A Different Sort of Ban

The Fellowship  |  February 7, 2017

Two men leaving a facility with suitcases alongside them.
A Different Sort of Ban

Regardless of what one thinks about the current American policy on immigration being debated in the courts, many other countries already limit visitors based on nationality – especially those from the Jewish state. Writing at Israel Hayom, Martin Kramer says that many Muslim nations hypocritically practice exclusionary tactics:

[Bernard] Lewis, the great historian of the Middle East who last May turned 100, traveled extensively in Arab countries in the late 1930s and 1940s. Born in Britain to British-born parents, he traversed French-ruled Syria for his doctoral work, and then served in the British army in Arab lands during the Second World War. In 1949, at the age of 33, he was already a highly regarded academic authority on medieval Islam and a full professor at the University of London. The university gave him a year of study leave to travel in the Middle East. But the Arab reaction to the creation of Israel derailed his research plans.

Lewis explained what happened in an article published in 2006: “Virtually all the Arab governments announced that they would not give visas to Jews of any nationality. This was not furtive; it was public, proclaimed on the visa forms and in the tourist literature. They made it quite clear that people of the Jewish religion, no matter what their citizenship, would not be given visas or be permitted to enter any independent Arab country.
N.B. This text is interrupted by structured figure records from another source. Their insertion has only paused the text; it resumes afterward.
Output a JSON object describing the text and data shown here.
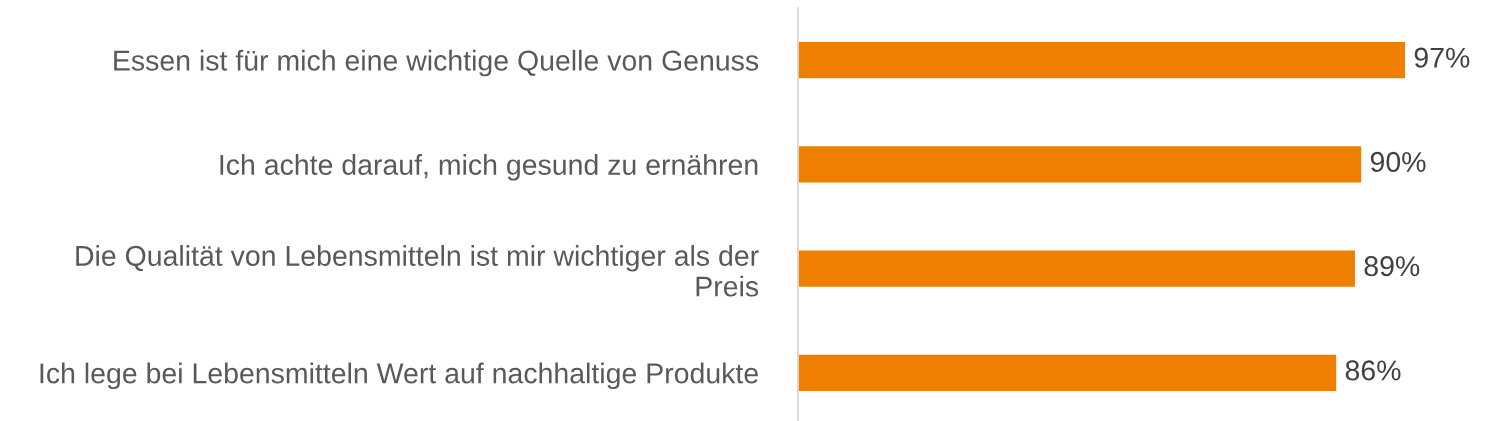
{
  "chart_data": {
    "type": "bar",
    "orientation": "horizontal",
    "categories": [
      "Essen ist für mich eine wichtige Quelle von Genuss",
      "Ich achte darauf, mich gesund zu ernähren",
      "Die Qualität von Lebensmitteln ist mir wichtiger als der Preis",
      "Ich lege bei Lebensmitteln Wert auf nachhaltige Produkte"
    ],
    "values": [
      97,
      90,
      89,
      86
    ],
    "value_labels": [
      "97%",
      "90%",
      "89%",
      "86%"
    ],
    "color": "#ee7f00",
    "tick_labels": "y"
  }
}
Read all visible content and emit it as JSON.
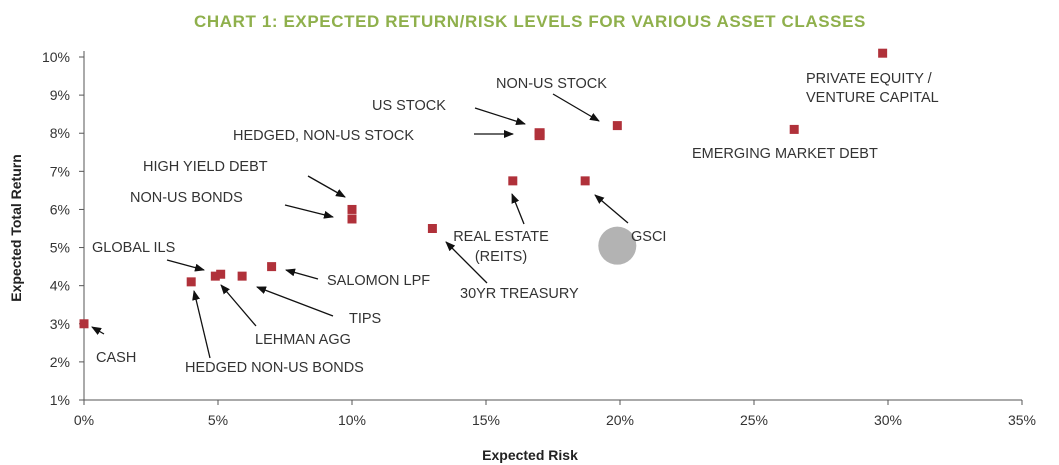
{
  "chart_data": {
    "type": "scatter",
    "title": "CHART 1: EXPECTED RETURN/RISK LEVELS FOR VARIOUS ASSET CLASSES",
    "xlabel": "Expected Risk",
    "ylabel": "Expected Total Return",
    "xlim": [
      0,
      35
    ],
    "ylim": [
      1,
      10
    ],
    "x_ticks": [
      "0%",
      "5%",
      "10%",
      "15%",
      "20%",
      "25%",
      "30%",
      "35%"
    ],
    "y_ticks": [
      "1%",
      "2%",
      "3%",
      "4%",
      "5%",
      "6%",
      "7%",
      "8%",
      "9%",
      "10%"
    ],
    "grid": false,
    "colors": {
      "marker": "#b0313a",
      "highlight": "#b3b3b3",
      "title": "#8fb04c"
    },
    "points": [
      {
        "label": "CASH",
        "x": 0.0,
        "y": 3.0
      },
      {
        "label": "HEDGED NON-US BONDS",
        "x": 4.0,
        "y": 4.1
      },
      {
        "label": "GLOBAL ILS",
        "x": 4.9,
        "y": 4.25
      },
      {
        "label": "LEHMAN AGG",
        "x": 5.1,
        "y": 4.3
      },
      {
        "label": "TIPS",
        "x": 5.9,
        "y": 4.25
      },
      {
        "label": "SALOMON LPF",
        "x": 7.0,
        "y": 4.5
      },
      {
        "label": "HIGH YIELD DEBT",
        "x": 10.0,
        "y": 6.0
      },
      {
        "label": "NON-US BONDS",
        "x": 10.0,
        "y": 5.75
      },
      {
        "label": "30YR TREASURY",
        "x": 13.0,
        "y": 5.5
      },
      {
        "label": "REAL ESTATE (REITS)",
        "x": 16.0,
        "y": 6.75
      },
      {
        "label": "US STOCK",
        "x": 17.0,
        "y": 8.0
      },
      {
        "label": "HEDGED, NON-US STOCK",
        "x": 17.0,
        "y": 7.95
      },
      {
        "label": "GSCI",
        "x": 18.7,
        "y": 6.75
      },
      {
        "label": "NON-US STOCK",
        "x": 19.9,
        "y": 8.2
      },
      {
        "label": "EMERGING MARKET DEBT",
        "x": 26.5,
        "y": 8.1
      },
      {
        "label": "PRIVATE EQUITY / VENTURE CAPITAL",
        "x": 29.8,
        "y": 10.1
      }
    ],
    "highlight": {
      "x": 19.9,
      "y": 5.05
    }
  }
}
Again, not a word of protest from anywhere…”

Today, Arab states do not ban Jews as such. They do ban Israelis. In fact, six of the seven states in Trump’s executive order ban the entry of Israeli passport holders: Iran, Iraq, Libya, Sudan, Syria and Yemen. (So, too, do another 10 Muslim-majority states.) Those same six states also won’t admit non-Israelis whose passports contain an Israeli visa. I’m not aware that the international community regards this as a particularly egregious affront to international norms. The governments of these countries regard every Israeli, whether Jewish or Arab, or any past visitor to Israel of any nationality, as a potential security threat. That’s not irrational, since some of these governments have a record of threatening Israel through incitement, sponsorship of terrorism, and dubious weapons projects…

But the governments of states such as Iran have no cause to profess outrage . No one has practiced blanket exclusion on the basis of nationality as unremittingly, decade after decade, as they have, and they aren’t likely to give it up any time soon. It would be unfortunate if this became the norm in the world. But it wouldn’t mark much of a change in the Middle East.